On trouve donc, dans l'Histoire de la Confédération suisse, très-différemment racontés quant au style, mais très-fidèlement reproduits quant à la forme, tous les incidents légendaires, tels que Tschudi les avait groupés et décrits. On y trouve même quelques détails de plus, que la tradition toujours active avait introduits depuis le seizième siècle. Ces détails se rapportent principalement à Guillaume Tell et au Grütli, c'est-à-dire aux deux noms de la légende qui, plus que tous les autres, ont obtenu une notoriété universelle.

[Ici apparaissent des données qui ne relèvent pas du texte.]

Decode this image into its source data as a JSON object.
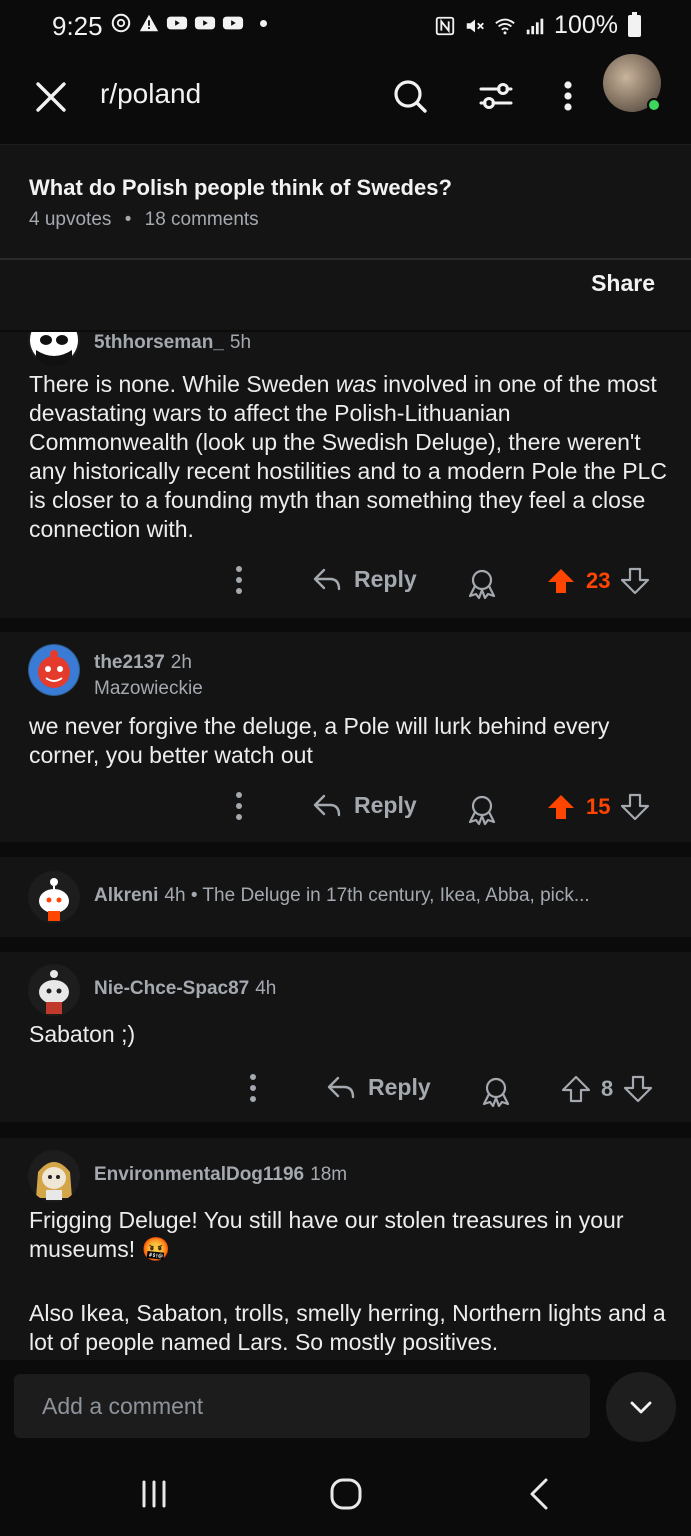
{
  "status_bar": {
    "time": "9:25",
    "battery": "100%",
    "left_icons": [
      "threads-icon",
      "alert-icon",
      "youtube-icon",
      "youtube-icon",
      "youtube-icon",
      "dot-icon"
    ],
    "right_icons": [
      "nfc-icon",
      "mute-icon",
      "wifi-icon",
      "signal-icon",
      "battery-icon"
    ]
  },
  "app_bar": {
    "subreddit": "r/poland",
    "icons": [
      "close-icon",
      "search-icon",
      "filter-icon",
      "more-vertical-icon",
      "avatar"
    ],
    "online_color": "#3bd65b"
  },
  "post": {
    "title": "What do Polish people think of Swedes?",
    "upvotes": "4 upvotes",
    "separator": "•",
    "comments": "18 comments",
    "share_label": "Share"
  },
  "comments": [
    {
      "username": "5thhorseman_",
      "age": "5h",
      "body_before": "There is none. While Sweden ",
      "body_em": "was",
      "body_after": " involved in one of the most devastating wars to affect the Polish-Lithuanian Commonwealth (look up the Swedish Deluge), there weren't any historically recent hostilities and to a modern Pole the PLC is closer to a founding myth than something they feel a close connection with.",
      "reply_label": "Reply",
      "votes": "23",
      "vote_state": "upvoted"
    },
    {
      "username": "the2137",
      "age": "2h",
      "flair": "Mazowieckie",
      "body": "we never forgive the deluge, a Pole will lurk behind every corner, you better watch out",
      "reply_label": "Reply",
      "votes": "15",
      "vote_state": "upvoted"
    },
    {
      "username": "Alkreni",
      "age": "4h",
      "collapsed_preview": "• The Deluge in 17th century, Ikea, Abba, pick...",
      "collapsed": true
    },
    {
      "username": "Nie-Chce-Spac87",
      "age": "4h",
      "body": "Sabaton ;)",
      "reply_label": "Reply",
      "votes": "8",
      "vote_state": "none"
    },
    {
      "username": "EnvironmentalDog1196",
      "age": "18m",
      "body": "Frigging Deluge! You still have our stolen treasures in your museums! 🤬",
      "body2": "Also Ikea, Sabaton, trolls, smelly herring, Northern lights and a lot of people named Lars. So mostly positives."
    }
  ],
  "composer": {
    "placeholder": "Add a comment"
  },
  "colors": {
    "background": "#0b0b0b",
    "card": "#141414",
    "upvote": "#ff4500",
    "meta_text": "#a4a9b0"
  },
  "nav_bar": {
    "icons": [
      "recents-icon",
      "home-icon",
      "back-icon"
    ]
  }
}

Interprète fidèle de la tradition antérieure, Tschudi s'était contenté de signaler le Grütli comme le rendezvous général des conjurés déjà entrés dans l'alliance, mais non comme le théâtre d'un engagement solennel qui aurait

été le principe de leur confédération. François Guillimann de Fribourg, dans son Histoire des Suisses** publiée en latin en 1598, semble, au contraire, faire de la « Ruttelismatten» le lieu qui fut témoin de l'union des trois premiers confédérés. Mais, c'est à Jean de Müller que le serment du Grütli doit la grande place qu'il a prise dans la légende nationale. C'est lui qui, refaisant à sa manière le récit traditionnel, nous montre « dans la nuit du mercredi avant la St-Martin, au mois de novembre, Fürst, Melchthal et Stauffacher, amenant au Grütli chacun dix hommes de bien de son pays. Lorsque ces trente-trois hommes courageux, pleins du sentiment de leur liberté héréditaire et de leur éternelle alliance, unis de l'amitié la plus intime par les périls du temps, se trouvèrent ensemble, ils n'eurent peur ni du roi Albert, ni de la puissance des Habsbourg. Dans la pensée que de leur succès dépendait la destinée de toute leur postérité, chacun d'eux regardait son ami avec un visage confiant et lui serrait cordialement la main. Alors Walther Fürst, Werner Stauffacher et Arnold an der Halden du Melchthal, levant leurs mains vers le ciel, jurèrent, au nom du Dieu qui a créé les empereurs et les paysans de la même race et avec tous les droits inaliénables de l'humamité, de défendre ensemble la liberté en hommes. Les trente entendant cela levèrent aussi les mains, et prêtèrent, au nom de Dieu et des Saints, le même serment 45. »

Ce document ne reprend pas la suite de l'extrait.